Ausbombung und Evakuierung: Familie Lezak kam 1944 auf den Hof Linderkamp in Bockhop

Verbindung in fünfter Generation

Brigitte und Ralf Lezak, Wera und Willi Kleinlarfeld, Noah, Sandra mit Christian Schlebusch, Ilse und Heinrich Linderkamp, Rolf und Karin Linderkamp (stehend v.l.); Finn Linderkamp, Linus Schlebusch, Lasse Linderkamp (vorn v.l.).

Sulingen - BOCKHOP (mks) · Heinrich Linderkamp (70) und Ralf Lezak (68) haben sich als Kleinkinder im Sommer 1944 kennen gelernt. Mittlerweile hat ihre Freundschaft, deren Grundstein ihre Eltern Dora und Fritz Linderkamp und Else und Karl Lezak legten, weite Kreise gezogen: Heute sind vier Generationen stolz auf die 65-jährige Familienfreundschaft.

„Ich weiß vieles nur aus Erzählungen meiner Mutter, aber an unsere Ankunft bei Linderkamps mit dem Pferdewagen erinnere ich mich noch genau“, erzählt Ralf Lezak von den ersten Eindrücken der Einquartierung auf dem Hof in Bockhop, der nach der Ausbombung seiner Familie in Moers am Niederrhein für die folgenden acht Jahre sein Zuhause war. In Borstel wurde er eingeschult, hier kam im Jahr 1946 seine Schwester Wera zur Welt. Dass Dora Linderkamp die Patenschaft übernahm, zeigt die schon damals enge Verbundenheit der Familien.
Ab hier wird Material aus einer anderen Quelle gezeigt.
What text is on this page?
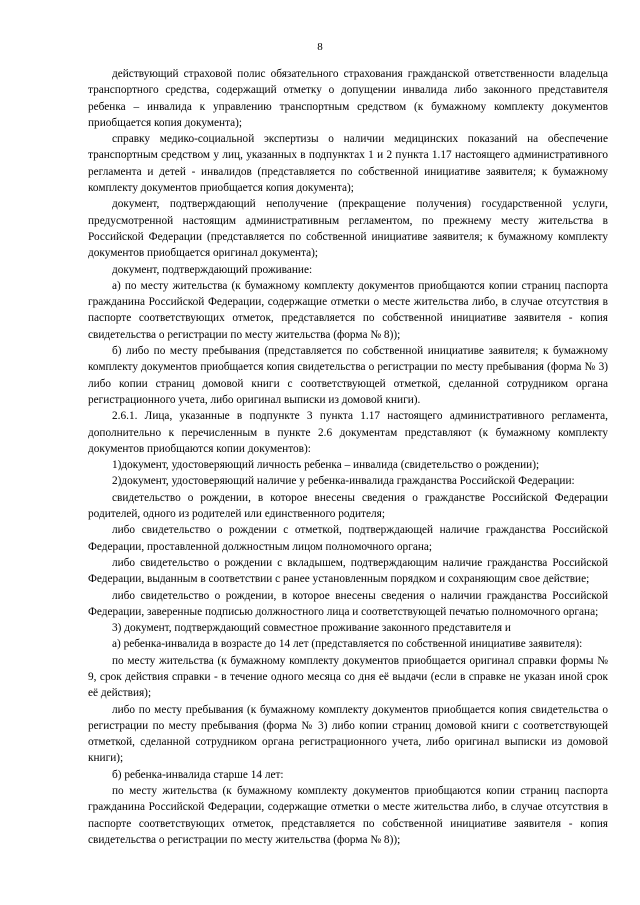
8

действующий страховой полис обязательного страхования гражданской ответственности владельца транспортного средства, содержащий отметку о допущении инвалида либо законного представителя ребенка – инвалида к управлению транспортным средством (к бумажному комплекту документов приобщается копия документа);

справку медико-социальной экспертизы о наличии медицинских показаний на обеспечение транспортным средством у лиц, указанных в подпунктах 1 и 2 пункта 1.17 настоящего административного регламента и детей - инвалидов (представляется по собственной инициативе заявителя; к бумажному комплекту документов приобщается копия документа);

документ, подтверждающий неполучение (прекращение получения) государственной услуги, предусмотренной настоящим административным регламентом, по прежнему месту жительства в Российской Федерации (представляется по собственной инициативе заявителя; к бумажному комплекту документов приобщается оригинал документа);

документ, подтверждающий проживание:

а) по месту жительства (к бумажному комплекту документов приобщаются копии страниц паспорта гражданина Российской Федерации, содержащие отметки о месте жительства либо, в случае отсутствия в паспорте соответствующих отметок, представляется по собственной инициативе заявителя - копия свидетельства о регистрации по месту жительства (форма № 8));

б) либо по месту пребывания (представляется по собственной инициативе заявителя; к бумажному комплекту документов приобщается копия свидетельства о регистрации по месту пребывания (форма № 3) либо копии страниц домовой книги с соответствующей отметкой, сделанной сотрудником органа регистрационного учета, либо оригинал выписки из домовой книги).

2.6.1. Лица, указанные в подпункте 3 пункта 1.17 настоящего административного регламента, дополнительно к перечисленным в пункте 2.6 документам представляют (к бумажному комплекту документов приобщаются копии документов):

1)документ, удостоверяющий личность ребенка – инвалида (свидетельство о рождении);

2)документ, удостоверяющий наличие у ребенка-инвалида гражданства Российской Федерации:

свидетельство о рождении, в которое внесены сведения о гражданстве Российской Федерации родителей, одного из родителей или единственного родителя;

либо свидетельство о рождении с отметкой, подтверждающей наличие гражданства Российской Федерации, проставленной должностным лицом полномочного органа;

либо свидетельство о рождении с вкладышем, подтверждающим наличие гражданства Российской Федерации, выданным в соответствии с ранее установленным порядком и сохраняющим свое действие;

либо свидетельство о рождении, в которое внесены сведения о наличии гражданства Российской Федерации, заверенные подписью должностного лица и соответствующей печатью полномочного органа;

3) документ, подтверждающий совместное проживание законного представителя и

а) ребенка-инвалида в возрасте до 14 лет (представляется по собственной инициативе заявителя):

по месту жительства (к бумажному комплекту документов приобщается оригинал справки формы № 9, срок действия справки - в течение одного месяца со дня её выдачи (если в справке не указан иной срок её действия);

либо по месту пребывания (к бумажному комплекту документов приобщается копия свидетельства о регистрации по месту пребывания (форма № 3) либо копии страниц домовой книги с соответствующей отметкой, сделанной сотрудником органа регистрационного учета, либо оригинал выписки из домовой книги);

б) ребенка-инвалида старше 14 лет:

по месту жительства (к бумажному комплекту документов приобщаются копии страниц паспорта гражданина Российской Федерации, содержащие отметки о месте жительства либо, в случае отсутствия в паспорте соответствующих отметок, представляется по собственной инициативе заявителя - копия свидетельства о регистрации по месту жительства (форма № 8));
Lezaks waren vier von 22 Flüchtlingen, die während des Krieges auf dem Hof einquartiert waren, die Beziehung war von Anfang an eine besondere. Während Karl Lezak als reisender Händler von Fisch, Obst und Gemüse – erst mit Fahrrad und Anhänger, dann mit einem dreirädrigen Tempo-Mobil – den Lebensunterhalt der Familie verdiente, brachte sich Else Lezak in der Landwirtschaft ein. 1952 zogen die „Rheinländer“ wieder zurück nach Moers zu den Großeltern, da sich für Karl Lezak die Möglichkeit ergab, seinen ehemaligen Beruf wieder aufzunehmen.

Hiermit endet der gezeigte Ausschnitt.